A______ a conclu au rejet du recours.
b. Par arrêt 5A_513/2023 du 20 mars 2024, le Tribunal fédéral a partiellement admis le recours, a annulé l'arrêt du 6 juin 2023 et a renvoyé la cause à la Cour pour nouvelle décision dans le sens des considérants, y compris sur les frais judiciaires et dépens de la procédure cantonale.
Après avoir relevé que le taux d'activité auquel il pouvait être exigé que A______ travaillait et le montant du revenu hypothétique imputé n'étaient pas contestés, le Tribunal fédéral a retenu que l'octroi d'un délai de deux ans à cette dernière depuis la communication de la date de la fin de ses rapports de travail avec la société E______ SA au mois de juin 2022 pour lui permettre de mettre à jour ses connaissances et retrouver un emploi était excessivement long, eu égard aux circonstances du cas d'espèce. Il a en conséquence renvoyé la cause à la Cour afin qu'elle procède à un nouveau calcul des contributions d'entretien tenant compte de l'imputation d'un revenu hypothétique en faveur de A______ de 8'200 fr. à compter du 1er septembre 2023 au lieu du 1er juin 2024, en précisant qu'il lui appartiendrait, dans le cadre de ce nouveau calcul, de procéder, le cas échéant, à une nouvelle estimation de la charge fiscale des parties. Pour le surplus, les autres griefs soulevés par B______ ont été rejetés, notamment relativement au montant de ses revenus, et les éléments nouveaux invoqués par ses soins déclarés irrecevables.
c. Les parties ont été invitées à se déterminer à la suite de l'arrêt de renvoi du Tribunal fédéral.

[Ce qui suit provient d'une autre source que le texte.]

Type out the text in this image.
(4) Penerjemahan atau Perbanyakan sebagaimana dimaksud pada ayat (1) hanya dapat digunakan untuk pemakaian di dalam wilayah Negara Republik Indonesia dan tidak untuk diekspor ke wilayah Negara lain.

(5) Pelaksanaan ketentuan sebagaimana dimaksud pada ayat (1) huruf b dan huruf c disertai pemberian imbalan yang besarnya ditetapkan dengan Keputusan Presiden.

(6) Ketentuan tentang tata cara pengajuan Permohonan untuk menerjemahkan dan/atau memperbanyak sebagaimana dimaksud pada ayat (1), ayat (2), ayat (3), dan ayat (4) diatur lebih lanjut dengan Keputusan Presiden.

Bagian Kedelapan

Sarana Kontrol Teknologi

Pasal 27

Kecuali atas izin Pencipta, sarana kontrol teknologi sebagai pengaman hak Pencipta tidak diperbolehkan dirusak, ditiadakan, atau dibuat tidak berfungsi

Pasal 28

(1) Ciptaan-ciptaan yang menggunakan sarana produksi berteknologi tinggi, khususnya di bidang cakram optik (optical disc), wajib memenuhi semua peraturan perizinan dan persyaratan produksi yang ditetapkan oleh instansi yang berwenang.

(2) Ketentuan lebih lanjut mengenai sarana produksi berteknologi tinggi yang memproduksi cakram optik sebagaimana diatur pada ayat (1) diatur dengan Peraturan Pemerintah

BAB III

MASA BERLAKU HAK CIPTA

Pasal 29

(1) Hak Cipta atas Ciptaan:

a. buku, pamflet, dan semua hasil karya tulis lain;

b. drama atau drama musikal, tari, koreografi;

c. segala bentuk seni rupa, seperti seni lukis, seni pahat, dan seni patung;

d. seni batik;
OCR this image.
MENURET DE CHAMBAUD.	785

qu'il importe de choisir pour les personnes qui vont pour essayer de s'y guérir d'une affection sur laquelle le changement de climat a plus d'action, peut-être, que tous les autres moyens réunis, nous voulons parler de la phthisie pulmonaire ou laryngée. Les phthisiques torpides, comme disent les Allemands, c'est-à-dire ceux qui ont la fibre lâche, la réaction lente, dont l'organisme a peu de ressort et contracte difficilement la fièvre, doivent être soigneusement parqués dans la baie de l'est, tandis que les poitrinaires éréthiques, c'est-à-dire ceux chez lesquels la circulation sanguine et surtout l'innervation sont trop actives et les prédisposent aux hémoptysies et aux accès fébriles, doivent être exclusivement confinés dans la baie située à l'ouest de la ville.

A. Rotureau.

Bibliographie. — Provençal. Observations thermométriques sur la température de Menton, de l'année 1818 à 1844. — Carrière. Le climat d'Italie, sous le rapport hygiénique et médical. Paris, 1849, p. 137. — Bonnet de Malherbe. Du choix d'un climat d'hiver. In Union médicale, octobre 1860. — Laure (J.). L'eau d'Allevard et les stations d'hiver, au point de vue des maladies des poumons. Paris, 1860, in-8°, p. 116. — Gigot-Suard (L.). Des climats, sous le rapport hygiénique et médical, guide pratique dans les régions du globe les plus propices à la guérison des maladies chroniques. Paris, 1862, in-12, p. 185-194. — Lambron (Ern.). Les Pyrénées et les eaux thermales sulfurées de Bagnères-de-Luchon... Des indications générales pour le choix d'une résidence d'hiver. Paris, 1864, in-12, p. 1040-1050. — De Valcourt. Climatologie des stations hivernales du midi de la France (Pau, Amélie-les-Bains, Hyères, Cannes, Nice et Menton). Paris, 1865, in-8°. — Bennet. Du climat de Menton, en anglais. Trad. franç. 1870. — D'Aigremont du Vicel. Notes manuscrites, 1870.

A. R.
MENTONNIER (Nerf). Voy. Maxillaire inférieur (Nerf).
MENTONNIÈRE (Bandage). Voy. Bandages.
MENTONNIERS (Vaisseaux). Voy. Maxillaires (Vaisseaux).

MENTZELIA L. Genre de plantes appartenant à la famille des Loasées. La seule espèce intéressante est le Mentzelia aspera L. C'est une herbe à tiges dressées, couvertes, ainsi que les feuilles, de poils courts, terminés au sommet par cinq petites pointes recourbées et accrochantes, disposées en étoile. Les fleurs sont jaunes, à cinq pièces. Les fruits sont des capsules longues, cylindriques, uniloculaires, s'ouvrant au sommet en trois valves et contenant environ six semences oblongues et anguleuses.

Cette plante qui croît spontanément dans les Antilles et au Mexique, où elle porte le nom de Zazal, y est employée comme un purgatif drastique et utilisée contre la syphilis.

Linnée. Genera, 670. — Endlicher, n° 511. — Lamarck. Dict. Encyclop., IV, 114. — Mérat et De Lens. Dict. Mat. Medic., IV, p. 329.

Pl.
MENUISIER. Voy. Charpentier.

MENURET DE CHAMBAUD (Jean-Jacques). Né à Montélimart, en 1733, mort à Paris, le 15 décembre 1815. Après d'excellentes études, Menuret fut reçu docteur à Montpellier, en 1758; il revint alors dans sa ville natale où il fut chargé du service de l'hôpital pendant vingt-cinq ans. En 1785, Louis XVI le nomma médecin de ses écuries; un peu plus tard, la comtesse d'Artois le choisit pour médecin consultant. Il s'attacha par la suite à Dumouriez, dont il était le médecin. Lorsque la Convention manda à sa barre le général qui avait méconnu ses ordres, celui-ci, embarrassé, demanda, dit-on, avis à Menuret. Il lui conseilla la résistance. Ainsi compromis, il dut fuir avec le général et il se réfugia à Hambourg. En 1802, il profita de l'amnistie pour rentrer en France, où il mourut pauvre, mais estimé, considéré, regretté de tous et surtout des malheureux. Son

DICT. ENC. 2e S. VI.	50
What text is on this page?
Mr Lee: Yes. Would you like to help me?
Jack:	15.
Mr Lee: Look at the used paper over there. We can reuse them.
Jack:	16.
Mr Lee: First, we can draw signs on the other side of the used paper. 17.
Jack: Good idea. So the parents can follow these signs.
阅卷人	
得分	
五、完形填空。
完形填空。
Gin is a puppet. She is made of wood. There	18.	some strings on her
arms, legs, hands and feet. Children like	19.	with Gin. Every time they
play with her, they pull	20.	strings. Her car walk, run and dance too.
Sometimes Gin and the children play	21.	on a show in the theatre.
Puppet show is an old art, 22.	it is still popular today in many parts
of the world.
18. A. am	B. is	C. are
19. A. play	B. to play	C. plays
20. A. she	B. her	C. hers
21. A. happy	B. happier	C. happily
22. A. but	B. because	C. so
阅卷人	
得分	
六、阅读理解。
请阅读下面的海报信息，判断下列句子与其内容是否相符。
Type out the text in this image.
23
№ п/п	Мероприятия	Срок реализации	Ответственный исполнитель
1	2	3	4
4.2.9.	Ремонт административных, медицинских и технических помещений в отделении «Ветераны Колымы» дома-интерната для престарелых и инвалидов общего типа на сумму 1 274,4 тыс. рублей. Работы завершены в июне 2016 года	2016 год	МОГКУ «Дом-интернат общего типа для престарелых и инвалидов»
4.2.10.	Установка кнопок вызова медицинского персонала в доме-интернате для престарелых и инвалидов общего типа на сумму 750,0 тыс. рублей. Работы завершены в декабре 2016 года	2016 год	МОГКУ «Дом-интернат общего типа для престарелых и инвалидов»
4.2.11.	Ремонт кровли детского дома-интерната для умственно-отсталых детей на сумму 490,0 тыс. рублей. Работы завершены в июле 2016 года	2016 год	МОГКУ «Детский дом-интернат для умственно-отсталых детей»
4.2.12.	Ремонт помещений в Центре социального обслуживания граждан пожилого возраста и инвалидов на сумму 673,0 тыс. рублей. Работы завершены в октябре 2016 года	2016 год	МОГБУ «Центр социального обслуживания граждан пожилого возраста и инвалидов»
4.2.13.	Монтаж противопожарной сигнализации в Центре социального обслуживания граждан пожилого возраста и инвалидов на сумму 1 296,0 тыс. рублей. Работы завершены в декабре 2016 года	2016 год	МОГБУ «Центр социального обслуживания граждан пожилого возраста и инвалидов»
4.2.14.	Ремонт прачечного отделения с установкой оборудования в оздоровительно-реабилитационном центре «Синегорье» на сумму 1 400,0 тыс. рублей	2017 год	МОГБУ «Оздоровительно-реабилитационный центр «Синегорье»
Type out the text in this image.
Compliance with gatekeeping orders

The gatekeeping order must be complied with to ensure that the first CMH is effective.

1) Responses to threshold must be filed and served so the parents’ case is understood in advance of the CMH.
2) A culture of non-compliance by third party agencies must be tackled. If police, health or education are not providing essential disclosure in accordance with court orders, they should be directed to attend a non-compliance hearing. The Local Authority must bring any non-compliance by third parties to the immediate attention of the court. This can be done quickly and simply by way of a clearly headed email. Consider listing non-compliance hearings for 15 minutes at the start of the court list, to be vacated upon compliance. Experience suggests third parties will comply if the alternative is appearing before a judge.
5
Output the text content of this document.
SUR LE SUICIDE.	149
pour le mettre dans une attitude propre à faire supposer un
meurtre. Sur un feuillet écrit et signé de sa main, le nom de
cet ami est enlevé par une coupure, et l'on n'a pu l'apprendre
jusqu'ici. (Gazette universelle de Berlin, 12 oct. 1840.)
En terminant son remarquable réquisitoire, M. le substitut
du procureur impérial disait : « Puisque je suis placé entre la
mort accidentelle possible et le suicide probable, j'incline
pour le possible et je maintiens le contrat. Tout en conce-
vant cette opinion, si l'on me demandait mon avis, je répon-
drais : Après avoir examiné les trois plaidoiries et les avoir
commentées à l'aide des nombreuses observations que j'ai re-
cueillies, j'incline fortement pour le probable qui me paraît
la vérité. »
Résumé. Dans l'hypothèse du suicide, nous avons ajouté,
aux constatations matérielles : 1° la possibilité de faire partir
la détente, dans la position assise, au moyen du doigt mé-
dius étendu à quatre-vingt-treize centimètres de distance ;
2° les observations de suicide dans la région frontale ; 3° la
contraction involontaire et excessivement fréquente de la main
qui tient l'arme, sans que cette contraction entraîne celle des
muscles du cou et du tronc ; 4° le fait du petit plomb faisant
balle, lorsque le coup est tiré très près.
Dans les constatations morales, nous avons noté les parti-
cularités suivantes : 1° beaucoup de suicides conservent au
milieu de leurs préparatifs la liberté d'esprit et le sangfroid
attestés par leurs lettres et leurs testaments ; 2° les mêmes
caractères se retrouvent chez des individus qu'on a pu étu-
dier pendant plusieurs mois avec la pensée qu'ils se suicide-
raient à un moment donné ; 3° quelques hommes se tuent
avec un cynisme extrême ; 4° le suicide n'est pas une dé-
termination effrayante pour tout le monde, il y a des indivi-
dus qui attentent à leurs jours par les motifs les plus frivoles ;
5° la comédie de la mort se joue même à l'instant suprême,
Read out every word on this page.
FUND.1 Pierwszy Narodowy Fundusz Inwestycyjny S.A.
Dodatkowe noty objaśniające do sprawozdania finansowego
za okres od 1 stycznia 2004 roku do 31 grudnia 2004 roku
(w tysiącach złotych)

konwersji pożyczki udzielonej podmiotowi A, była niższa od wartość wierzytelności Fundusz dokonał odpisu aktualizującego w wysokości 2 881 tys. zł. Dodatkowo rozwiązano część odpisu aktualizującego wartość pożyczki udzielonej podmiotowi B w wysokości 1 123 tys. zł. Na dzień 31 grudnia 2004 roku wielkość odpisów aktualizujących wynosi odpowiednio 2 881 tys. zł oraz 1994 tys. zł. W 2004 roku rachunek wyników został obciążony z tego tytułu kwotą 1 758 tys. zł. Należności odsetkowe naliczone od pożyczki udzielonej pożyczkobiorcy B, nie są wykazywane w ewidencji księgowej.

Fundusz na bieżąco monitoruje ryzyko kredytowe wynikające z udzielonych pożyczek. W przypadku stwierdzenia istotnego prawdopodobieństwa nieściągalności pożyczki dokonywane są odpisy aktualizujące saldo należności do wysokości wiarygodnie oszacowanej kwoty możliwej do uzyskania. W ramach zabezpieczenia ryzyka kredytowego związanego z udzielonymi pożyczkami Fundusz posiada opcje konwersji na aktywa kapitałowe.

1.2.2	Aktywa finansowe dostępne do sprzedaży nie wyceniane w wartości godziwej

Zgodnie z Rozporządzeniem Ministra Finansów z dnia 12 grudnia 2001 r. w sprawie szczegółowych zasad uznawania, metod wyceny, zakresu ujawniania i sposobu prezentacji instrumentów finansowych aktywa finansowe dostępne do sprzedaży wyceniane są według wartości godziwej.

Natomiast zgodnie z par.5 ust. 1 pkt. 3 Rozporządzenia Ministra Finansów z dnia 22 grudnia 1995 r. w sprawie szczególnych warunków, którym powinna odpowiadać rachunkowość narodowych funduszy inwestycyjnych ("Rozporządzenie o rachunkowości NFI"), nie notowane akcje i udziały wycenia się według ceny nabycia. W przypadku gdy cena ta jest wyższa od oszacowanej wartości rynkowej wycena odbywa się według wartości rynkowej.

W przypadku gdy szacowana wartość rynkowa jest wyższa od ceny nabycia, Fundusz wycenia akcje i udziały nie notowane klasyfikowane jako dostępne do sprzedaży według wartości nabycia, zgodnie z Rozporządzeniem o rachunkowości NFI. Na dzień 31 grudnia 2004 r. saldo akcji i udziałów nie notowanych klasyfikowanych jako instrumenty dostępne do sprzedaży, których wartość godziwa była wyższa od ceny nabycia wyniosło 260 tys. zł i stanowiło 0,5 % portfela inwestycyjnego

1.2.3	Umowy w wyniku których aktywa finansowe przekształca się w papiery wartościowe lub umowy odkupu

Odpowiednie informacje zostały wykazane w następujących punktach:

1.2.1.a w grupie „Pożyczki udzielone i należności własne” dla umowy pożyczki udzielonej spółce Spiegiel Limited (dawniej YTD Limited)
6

c.a Dans ses déterminations du 13 mai 2024, B______ a conclu principalement, sous suite de frais, au déboutement de A______ de toutes ses conclusions et à la confirmation du jugement de mesures protectrices du 25 novembre 2022. Subsidiairement, il a conclu à ce qu'il soit dit qu'il ne doit aucune contribution en faveur de A______ et des enfants à compter du 1er juillet 2023, au partage par moitié entre les parties des allocations familiales dès le 1er juillet 2023 ainsi que de l'excédent entre le 1er juillet et le 30 septembre 2023, à la prise en charge, dès le 1er octobre 2023, de l'entretien convenable des enfants par les parties à raison d'une moitié chacune et au remboursement par A______ des contributions perçues à tort dès le 1er juillet 2023, le jugement entrepris devant être confirmé pour le surplus. Plus subsidiairement, il a conclu à ce qu'il soit dit qu'il ne doit aucune contribution en faveur de A______ dès le 1er septembre 2023 et des enfants à compter du 1er octobre 2023 et à ce que les allocations familiales soient partagées par moitié entre les parties dès le 1er octobre 2023, les chiffres 4 et 5 du dispositif de l'arrêt du 6 juin 2023 devant être annulés.
B______ a déposé plusieurs pièces nouvelles, relatives à la situation financière de A______ et aux charges des enfants (pièces nos 1002 à 1006, 1012 à 1019), à ses propres charges (pièces nos 1020 à 1028 et 1030) ainsi qu'à une procédure en modification des mesures protectrices ordonnées introduite par ses soins (pièces nos 1007 à 1011 et 1029; cf. infra C).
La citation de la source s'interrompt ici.